The scope of the damages cannot be appreciated unless one takes the time to visit the areas where boats are still listing on their sides, some partially submerged and others tied to a secure spot in an attempt to minimize the possibility of additional damages.
However, the recovery effort has been more than challenging, according to John Gifford, an engineer with Simpson Bay Diesel Services N.V who is one of the companies tasked with the responsibility of salvaging the sunken boats around the island on a day to day basis.
Unlike most people, this is close to home for Gifford, who is also the Chairman of the Heineken Regatta Committee. Despite his usually busy schedule, Gifford agreed to speak about the arrival of Gonzalo and the challenges he has faced so far.
“Everybody got caught off guard. The lessons of Lenny and Luis were well learned and practiced for a number of years. But the problem with Gonzalo was that nobody expected that and it was supposed to be a tropical storm and not even a strong one. Then it developed quickly and that was when some people realized they were not ready,” he said.
According to Gifford, between the French and Dutch sides, he thinks that between 50 to 60 boats have to be salvaged and that is just a rough estimate. The smoothness of the salvaging operation varies depending on the location of the boats, damage to said boat and it’s ability to float after it has been salvaged.
“The boats that are closer to the shoreline presents another type of challenge because they have to be checked for holes and if that is found they have to be patched before the cranes can swing it back into deeper water,” he added.

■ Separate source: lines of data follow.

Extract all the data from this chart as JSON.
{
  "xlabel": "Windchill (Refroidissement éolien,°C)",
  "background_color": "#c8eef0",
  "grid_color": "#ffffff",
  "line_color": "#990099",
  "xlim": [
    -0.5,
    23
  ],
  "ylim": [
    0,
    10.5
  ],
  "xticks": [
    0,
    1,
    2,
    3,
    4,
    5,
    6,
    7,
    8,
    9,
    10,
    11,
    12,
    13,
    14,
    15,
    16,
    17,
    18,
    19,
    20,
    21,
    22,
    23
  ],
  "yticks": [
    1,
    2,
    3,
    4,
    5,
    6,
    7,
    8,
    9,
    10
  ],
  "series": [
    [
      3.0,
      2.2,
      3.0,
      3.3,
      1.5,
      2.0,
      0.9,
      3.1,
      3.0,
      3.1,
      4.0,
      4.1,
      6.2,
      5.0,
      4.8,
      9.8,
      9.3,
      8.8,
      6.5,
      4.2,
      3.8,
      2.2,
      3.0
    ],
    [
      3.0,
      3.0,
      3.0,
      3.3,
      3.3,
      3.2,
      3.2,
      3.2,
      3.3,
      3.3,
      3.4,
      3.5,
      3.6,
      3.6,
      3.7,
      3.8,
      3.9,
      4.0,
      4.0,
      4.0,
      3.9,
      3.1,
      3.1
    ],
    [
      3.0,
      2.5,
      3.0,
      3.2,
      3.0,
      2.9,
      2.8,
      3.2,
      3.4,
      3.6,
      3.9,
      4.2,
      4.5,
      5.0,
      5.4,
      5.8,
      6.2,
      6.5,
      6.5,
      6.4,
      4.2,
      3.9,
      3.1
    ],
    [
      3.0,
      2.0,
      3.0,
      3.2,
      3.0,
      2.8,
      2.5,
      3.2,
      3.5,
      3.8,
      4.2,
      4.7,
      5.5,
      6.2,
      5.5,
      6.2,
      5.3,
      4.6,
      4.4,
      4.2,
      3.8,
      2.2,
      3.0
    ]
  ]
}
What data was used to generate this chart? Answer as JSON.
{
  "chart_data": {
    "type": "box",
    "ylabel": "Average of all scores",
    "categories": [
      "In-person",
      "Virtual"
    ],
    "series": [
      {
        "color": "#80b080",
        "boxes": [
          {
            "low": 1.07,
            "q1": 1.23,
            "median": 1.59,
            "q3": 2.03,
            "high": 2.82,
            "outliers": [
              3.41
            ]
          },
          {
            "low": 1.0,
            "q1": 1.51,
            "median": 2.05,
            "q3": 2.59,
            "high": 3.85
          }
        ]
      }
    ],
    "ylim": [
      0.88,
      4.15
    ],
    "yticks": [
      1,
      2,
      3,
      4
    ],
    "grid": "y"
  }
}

The salvaging of the boats is a team effort; divers are also involved and Simpson Bay Diesel Services N.V, which have leased two barges and one crane are covering all the bases. “This is a new company and we are all trying to figure it out, but every job is a little bit different and you don’t know what you are getting into, until you are in it.”
In case people are wondering how come some boats are removed and other are still in the same spot, Gifford supplied the answer. “You are not allowed to remove a boat unless contacted by the owners, it’s private property,” he noted.
However, because of the geographic layout of the island, Gonzalo caused more marine damage on the French side than to the Dutch side. “The severity of the damages to the boats on the French side was greater on the ocean side, the damages to the boats in Oyster Pond were not so bad,” he said.
The recovery effort will depend on the responses from the various boat owners and Gifford anticipates that it should be complete in a few weeks. He credited the expedience of the adjusters from Nagico Insurance as an asset to the operation.
“Nagico is there to ensure that the people get what they need when they need it, they have got their adjusters out there working hard with all the salvage operators. To the marine industry who is insured, I think that they are in great hands. But a part of the problem with these situations is that no one takes responsibility for the mess and it does not get cleaned up and that is bad for the marine industry and the island. I think that compared to Luis and Lenny, this was minor, but it could have been worse and we will recover. I don’t think it will have an impact on the marine program for this year, but this was a very serious lesson.” He concluded.